The latest drilling boom to hit California isn’t the kind you’d expect: Farmers all over the state are so desperate for water in the midst of a year-long drought that some well drilling companies are booked up to a year in advance. Some farmers have even taken drastic measures to get the water they need for their crops by purchasing $1 million drilling rigs.

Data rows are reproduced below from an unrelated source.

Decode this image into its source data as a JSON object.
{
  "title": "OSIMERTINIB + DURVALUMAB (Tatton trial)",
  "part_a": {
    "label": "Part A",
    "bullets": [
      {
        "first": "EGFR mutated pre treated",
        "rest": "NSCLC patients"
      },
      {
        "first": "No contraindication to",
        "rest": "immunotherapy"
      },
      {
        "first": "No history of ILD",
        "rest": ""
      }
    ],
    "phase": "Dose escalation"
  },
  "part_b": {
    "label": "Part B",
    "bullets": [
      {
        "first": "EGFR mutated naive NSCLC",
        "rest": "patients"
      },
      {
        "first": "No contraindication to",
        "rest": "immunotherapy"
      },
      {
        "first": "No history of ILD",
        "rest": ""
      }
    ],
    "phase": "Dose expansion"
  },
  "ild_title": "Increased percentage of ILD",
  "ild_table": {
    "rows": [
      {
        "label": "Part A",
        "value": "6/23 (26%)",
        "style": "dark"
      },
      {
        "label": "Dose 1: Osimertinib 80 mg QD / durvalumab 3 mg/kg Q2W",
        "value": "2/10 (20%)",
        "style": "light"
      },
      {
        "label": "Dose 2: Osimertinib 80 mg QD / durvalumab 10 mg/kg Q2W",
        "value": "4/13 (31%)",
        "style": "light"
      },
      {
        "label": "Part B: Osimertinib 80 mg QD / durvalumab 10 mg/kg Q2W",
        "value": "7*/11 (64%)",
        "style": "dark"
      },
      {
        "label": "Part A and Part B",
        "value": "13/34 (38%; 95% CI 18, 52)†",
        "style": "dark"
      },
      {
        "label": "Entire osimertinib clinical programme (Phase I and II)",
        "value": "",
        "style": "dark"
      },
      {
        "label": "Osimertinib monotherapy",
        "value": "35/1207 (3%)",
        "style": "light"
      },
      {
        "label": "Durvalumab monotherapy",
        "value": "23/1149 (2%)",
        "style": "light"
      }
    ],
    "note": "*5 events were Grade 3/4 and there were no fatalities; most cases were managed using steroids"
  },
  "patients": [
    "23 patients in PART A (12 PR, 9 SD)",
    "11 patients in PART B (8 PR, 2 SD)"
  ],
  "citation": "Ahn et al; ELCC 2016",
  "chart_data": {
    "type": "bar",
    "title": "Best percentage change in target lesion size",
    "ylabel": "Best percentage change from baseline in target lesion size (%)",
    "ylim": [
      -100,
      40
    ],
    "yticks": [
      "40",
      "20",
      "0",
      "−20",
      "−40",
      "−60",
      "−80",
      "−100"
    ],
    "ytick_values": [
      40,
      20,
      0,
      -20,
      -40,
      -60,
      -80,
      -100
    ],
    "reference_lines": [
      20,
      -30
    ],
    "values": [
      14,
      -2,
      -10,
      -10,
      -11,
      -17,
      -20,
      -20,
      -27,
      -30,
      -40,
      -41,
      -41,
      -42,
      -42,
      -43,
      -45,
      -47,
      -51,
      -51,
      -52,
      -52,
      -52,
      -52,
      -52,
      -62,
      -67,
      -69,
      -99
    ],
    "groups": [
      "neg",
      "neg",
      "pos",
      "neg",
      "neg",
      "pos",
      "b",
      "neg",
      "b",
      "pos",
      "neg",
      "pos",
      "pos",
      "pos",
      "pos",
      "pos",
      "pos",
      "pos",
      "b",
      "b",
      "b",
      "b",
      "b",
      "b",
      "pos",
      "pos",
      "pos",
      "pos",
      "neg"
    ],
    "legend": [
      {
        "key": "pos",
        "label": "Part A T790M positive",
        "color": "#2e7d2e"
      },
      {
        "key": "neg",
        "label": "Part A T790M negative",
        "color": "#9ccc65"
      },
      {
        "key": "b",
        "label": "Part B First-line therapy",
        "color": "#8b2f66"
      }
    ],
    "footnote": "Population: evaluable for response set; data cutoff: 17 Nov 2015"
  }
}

The federal government announced earlier this year that California’s snowpack is well below the yearly average, which means that farmers won’t be getting much, if any, water from canals and reservoirs. Unreliable rain patterns have left farmers with just one option: drilling hundreds of feet underground to reach water supplies there. Since California is the nation’s most productive agricultural region, if farmers don’t get the water they need, the entire nation will suffer.
Related: California Farmers Won’t Get Water from the State This Year
One farmer, Bob Smittcamp of Wawona Packing Co. in Chowchilla, told interviewers that he has put $150,000 down as a deposit on a drilling rig, with a full cost of $1 million due once it is delivered. It’s worth it for him to invest in a rig because he spends $4,000 an acre on each of his thousands of acres tending his crops before harvest. He stands to lose that investment if he cannot water his crops. To help recoup costs, Smittcamp plans on putting the rig to work on neighboring farms when not in use on his own.
By the end of March, one county in California had issued triple the usual number of permits for drilling, indicating just how desperate farmers are to find a steady water source. What makes the problem particularly concerning is that the groundwater isn’t replaced as quickly as it is being drawn, which means that drilling is a short-term solution for what is likely to be a long-term problem.